The moment: “Meeting Johan, 8 months old and death, gave me courage"
Name: Eva Karltorp
Title: Senior Research Fellow in Audiology at the Department of Clinical Science, Intervention and Technology, Karolinska Institutet.
Currently: Published a thesis in December 2013 on why children are born deaf and the optimal age at which to give them a cochlear implant.
As told to: Helena Mayer. First published in Medical Science 2015
Meeting a deaf baby caused Eva Karltorp to dare to question the established treatment of congenital deafness. Now the majority of deaf children can talk as well as those with hearing.
“Normally, one child per year was diagnosed as deaf at our hearing clinic. But in one week in 1997, four children were given the same diagnosis. I thought this was remarkable. The fourth child, Johan, eight months old, was actually the one who made me begin my research, because when I met him I began to doubt whether the deafness was actually due to the normal explanation that it was an inherited injury. Instead, I thought that it could be a congenital viral infection and one year later I found a research group that was looking for the causes of deafness, and joined it. Gradually, it became clear that cytomegalovirus was the cause of congenital deafness in three of these four children.
At the time, it was common to surgically implant a hearing aid called a cochlear implant at the age of three or four. The idea was for the child to use sign language prior to the surgery; this was thought to be best. But the results were very poor; when the child had the surgery, they had had so many years of silence that their ability to speak and understand spoken language never caught up with that of their peers.

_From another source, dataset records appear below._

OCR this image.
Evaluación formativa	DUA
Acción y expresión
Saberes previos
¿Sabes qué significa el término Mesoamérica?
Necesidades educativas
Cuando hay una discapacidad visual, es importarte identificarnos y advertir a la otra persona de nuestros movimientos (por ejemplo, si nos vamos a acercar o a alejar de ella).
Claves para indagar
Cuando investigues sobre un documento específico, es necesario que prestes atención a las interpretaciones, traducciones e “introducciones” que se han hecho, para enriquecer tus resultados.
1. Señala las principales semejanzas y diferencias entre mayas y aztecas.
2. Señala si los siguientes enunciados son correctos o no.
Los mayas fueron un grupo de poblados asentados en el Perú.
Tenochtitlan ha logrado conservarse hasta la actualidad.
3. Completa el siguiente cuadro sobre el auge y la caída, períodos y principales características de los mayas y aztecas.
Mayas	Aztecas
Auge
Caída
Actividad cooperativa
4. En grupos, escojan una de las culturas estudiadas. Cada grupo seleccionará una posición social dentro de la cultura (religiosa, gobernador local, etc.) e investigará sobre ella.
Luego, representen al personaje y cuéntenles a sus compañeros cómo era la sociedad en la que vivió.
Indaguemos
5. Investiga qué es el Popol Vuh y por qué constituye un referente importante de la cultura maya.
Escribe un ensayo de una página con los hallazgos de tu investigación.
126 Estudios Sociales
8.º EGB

At the same time, I had begun to become aware that the results were better in other countries where the surgery was performed earlier and children’s speech and language development was supported, for example, with the help of speech therapists. I thought: Why not give our children the same chance?
I talked with Johan’s parents and they were prepared to go ahead. He was given the cochlear implant when he was only two years old and his parents arranged for a speech therapist themselves. Johan then became the first child with congenital deafness in Sweden who started mainstream school in year one.
Now children’s hearing is tested directly after birth with neonatal hearing screening and they have the surgery from five months of age. And the majority of children who have the surgery early have an ability to speak consistent with their age group by 1.5 years of age. Having been involved in turning this ship around has been fantastic.”